Do you know how to use chopsticks? Well, it is best to be prepared! Chopsticks are an icon! They are used for everything: from traditional dishes to non-traditional ones like pizza and pasta (believe it or not).

It is important to follow etiquette.

For example, be careful not to stick your chopsticks vertically in a bowl of rice. This reminds Japanese people of funerals, where a bowl of rice is left with two chopsticks standing vertically.

Fun Facts: Did you know that when you use chopsticks, you’re actually using around fifty finger, wrist, arm and shoulder muscles? Eating sushi is practically a mini workout!

If you are taken out for dinner, be enthusiastic while eating, and always express your thanks especially after finishing a meal: Gochisousama desu (thanks for the food)

Take off your shoes

So why do the Japanese take off their shoes? This is a practice which may be considered an award for those coming from the Western world.

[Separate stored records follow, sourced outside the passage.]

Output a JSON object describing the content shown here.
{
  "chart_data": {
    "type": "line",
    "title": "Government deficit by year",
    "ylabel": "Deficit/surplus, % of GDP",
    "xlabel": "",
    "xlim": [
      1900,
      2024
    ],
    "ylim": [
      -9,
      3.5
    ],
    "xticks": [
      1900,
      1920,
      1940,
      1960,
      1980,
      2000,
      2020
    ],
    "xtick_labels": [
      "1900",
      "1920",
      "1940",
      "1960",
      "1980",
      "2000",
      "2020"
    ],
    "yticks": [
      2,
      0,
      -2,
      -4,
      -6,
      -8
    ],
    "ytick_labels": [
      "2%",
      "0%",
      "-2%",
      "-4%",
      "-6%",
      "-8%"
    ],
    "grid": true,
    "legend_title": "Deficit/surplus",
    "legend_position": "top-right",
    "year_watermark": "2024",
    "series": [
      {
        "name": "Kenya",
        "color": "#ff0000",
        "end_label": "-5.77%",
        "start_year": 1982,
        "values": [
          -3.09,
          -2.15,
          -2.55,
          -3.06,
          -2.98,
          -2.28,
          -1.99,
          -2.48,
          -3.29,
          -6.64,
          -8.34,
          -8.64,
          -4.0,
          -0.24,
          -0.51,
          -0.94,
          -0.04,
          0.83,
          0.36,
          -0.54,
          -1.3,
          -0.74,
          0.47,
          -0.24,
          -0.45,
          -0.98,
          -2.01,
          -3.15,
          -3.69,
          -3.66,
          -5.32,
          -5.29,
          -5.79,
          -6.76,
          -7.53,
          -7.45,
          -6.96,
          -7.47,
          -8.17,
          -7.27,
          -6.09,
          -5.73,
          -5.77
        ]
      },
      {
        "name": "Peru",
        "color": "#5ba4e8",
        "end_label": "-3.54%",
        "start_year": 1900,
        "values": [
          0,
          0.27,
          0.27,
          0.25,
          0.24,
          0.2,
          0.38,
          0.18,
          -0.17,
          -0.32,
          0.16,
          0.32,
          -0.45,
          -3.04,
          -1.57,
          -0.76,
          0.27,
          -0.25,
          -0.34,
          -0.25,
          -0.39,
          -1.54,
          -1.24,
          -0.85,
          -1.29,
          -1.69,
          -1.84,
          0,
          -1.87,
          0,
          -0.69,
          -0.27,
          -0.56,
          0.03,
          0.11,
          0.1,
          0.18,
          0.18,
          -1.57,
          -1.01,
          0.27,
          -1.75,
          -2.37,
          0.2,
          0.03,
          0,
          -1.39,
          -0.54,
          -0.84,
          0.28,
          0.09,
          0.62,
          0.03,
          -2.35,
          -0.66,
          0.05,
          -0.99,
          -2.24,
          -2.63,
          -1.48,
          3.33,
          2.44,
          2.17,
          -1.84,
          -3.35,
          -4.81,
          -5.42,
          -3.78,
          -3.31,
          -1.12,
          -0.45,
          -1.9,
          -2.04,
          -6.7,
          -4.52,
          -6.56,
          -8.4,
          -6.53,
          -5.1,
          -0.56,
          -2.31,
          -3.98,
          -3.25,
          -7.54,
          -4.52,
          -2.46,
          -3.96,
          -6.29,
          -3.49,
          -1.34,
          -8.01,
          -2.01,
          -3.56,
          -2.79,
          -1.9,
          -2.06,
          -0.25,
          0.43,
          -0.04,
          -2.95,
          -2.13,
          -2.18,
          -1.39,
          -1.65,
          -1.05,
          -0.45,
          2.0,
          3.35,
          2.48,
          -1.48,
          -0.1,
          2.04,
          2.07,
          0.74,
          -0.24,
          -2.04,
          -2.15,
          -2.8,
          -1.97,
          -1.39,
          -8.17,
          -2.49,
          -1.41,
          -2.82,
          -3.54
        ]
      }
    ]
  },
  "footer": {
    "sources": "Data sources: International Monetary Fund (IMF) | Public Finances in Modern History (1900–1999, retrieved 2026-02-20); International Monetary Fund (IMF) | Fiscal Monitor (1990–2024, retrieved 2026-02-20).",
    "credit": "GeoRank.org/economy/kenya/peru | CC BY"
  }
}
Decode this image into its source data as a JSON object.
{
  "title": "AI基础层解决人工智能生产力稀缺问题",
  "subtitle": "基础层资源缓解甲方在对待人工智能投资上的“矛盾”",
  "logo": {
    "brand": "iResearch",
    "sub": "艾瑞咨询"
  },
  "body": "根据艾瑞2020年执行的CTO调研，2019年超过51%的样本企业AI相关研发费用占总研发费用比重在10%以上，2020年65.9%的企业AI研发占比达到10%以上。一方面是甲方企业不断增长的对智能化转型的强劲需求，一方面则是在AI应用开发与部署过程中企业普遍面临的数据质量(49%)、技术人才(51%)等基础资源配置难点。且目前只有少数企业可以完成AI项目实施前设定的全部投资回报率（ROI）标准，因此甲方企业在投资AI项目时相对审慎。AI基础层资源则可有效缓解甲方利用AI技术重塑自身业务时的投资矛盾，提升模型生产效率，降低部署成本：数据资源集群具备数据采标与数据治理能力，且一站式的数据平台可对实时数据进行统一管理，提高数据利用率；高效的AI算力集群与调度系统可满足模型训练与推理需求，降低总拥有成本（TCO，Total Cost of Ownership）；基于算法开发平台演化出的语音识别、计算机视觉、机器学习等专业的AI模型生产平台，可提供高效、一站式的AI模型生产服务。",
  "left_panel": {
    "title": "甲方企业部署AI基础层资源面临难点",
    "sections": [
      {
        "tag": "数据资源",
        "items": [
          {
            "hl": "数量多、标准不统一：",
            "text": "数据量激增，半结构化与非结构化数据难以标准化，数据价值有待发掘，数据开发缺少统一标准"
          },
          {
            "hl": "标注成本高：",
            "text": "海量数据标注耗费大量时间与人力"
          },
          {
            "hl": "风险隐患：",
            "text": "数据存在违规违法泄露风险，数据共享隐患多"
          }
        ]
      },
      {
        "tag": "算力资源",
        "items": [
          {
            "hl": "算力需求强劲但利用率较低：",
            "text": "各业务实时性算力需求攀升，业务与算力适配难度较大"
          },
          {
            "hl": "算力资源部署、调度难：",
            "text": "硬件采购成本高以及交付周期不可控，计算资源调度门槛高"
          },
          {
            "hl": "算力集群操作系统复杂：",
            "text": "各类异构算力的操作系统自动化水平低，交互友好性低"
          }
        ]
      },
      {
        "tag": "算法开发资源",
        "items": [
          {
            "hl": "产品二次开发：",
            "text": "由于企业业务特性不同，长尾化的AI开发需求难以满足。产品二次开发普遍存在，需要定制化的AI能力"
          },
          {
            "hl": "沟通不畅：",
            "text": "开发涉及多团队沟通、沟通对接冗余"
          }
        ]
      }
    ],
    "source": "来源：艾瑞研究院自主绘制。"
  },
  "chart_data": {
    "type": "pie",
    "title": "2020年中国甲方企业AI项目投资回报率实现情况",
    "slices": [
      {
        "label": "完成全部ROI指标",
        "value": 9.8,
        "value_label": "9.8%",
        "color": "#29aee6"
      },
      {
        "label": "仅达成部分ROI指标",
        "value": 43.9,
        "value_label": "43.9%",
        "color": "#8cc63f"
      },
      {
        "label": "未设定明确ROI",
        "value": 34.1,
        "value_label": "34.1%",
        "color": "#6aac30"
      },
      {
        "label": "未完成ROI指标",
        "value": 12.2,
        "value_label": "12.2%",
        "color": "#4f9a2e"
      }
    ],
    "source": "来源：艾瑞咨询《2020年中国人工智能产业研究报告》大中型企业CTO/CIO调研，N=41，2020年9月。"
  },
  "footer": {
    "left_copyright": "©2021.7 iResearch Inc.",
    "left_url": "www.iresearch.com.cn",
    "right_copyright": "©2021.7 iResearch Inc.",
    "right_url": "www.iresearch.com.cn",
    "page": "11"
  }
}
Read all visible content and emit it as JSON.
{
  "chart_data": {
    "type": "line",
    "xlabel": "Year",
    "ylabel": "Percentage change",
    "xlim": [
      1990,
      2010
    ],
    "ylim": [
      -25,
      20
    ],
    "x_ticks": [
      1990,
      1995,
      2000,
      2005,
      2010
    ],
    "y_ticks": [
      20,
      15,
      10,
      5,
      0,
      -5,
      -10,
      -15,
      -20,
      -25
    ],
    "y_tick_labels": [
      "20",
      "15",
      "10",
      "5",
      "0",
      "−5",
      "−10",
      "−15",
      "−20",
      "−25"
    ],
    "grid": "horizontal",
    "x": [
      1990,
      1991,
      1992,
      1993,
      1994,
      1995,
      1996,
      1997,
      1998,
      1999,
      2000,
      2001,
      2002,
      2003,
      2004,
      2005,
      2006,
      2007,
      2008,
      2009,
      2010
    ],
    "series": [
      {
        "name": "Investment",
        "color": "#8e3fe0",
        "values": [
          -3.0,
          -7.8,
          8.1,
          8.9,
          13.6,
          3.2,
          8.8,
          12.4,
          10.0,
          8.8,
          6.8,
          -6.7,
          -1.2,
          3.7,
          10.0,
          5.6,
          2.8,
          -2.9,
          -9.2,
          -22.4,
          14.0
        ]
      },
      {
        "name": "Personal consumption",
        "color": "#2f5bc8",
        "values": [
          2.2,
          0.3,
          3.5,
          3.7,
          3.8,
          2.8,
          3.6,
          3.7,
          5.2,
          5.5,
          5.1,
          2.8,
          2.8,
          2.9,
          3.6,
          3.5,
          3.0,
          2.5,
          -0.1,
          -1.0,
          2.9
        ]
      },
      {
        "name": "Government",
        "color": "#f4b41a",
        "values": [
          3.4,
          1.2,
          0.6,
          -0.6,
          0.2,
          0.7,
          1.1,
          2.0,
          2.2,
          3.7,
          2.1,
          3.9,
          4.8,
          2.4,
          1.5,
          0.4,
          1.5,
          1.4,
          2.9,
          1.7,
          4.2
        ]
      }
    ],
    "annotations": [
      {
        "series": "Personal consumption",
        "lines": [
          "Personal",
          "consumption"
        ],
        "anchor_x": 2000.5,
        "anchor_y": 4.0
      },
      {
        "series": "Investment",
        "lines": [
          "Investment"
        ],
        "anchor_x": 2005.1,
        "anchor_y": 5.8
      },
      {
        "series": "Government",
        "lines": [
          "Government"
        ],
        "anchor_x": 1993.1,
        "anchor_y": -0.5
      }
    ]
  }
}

Well, practically speaking, the Japanese take off their shoes for cleanliness. Traditionally, the Japanese ate meals sitting on tatami mats instead of chairs. As they are very close to the floor, it’s not ok to bring the shoes into the house which would result in a dirty floor.

It is an important aspect of the Japanese culture and we are sure you want to avoid some faux pas regarding the Japanese shoe etiquette.

When entering a Japanese home, you have to take off your shoes at the door. You will wear one pair of slippers from the door to the living room, where you will remove them. There are different slippers for different rooms. And rooms where even slippers can’t be used and you have to enter barefoot or with socks. Yes, it might be quite confusing but once you understand this ritual, there won’t be any cultural shocks for you.


Where can I throw my rubbish?”

It is hard to find rubbish bins on the street in Japan. The history behind the lack of rubbish bins is linked to the terrorist attack in the Tokyo subway on March 20th,1995.

So, after that deadly event trash cans were taken out of many public areas in order to avoid further attacks.

Apart from the sad story, it’s been several years now that the country has been considered a world leader in encouraging its citizens to recycle as much of their waste as they can.

Do you know that… Sustainability is at the core of the 2020 Olympics Games which are going to be the “greenest” games ever. Just to mention, the medals are made from recycled precious metals collected from electronic devices donated by the public, isn’t it cool?

If you are not sure what to do during Olympics 2020, look around you and act like a real Tokyoite!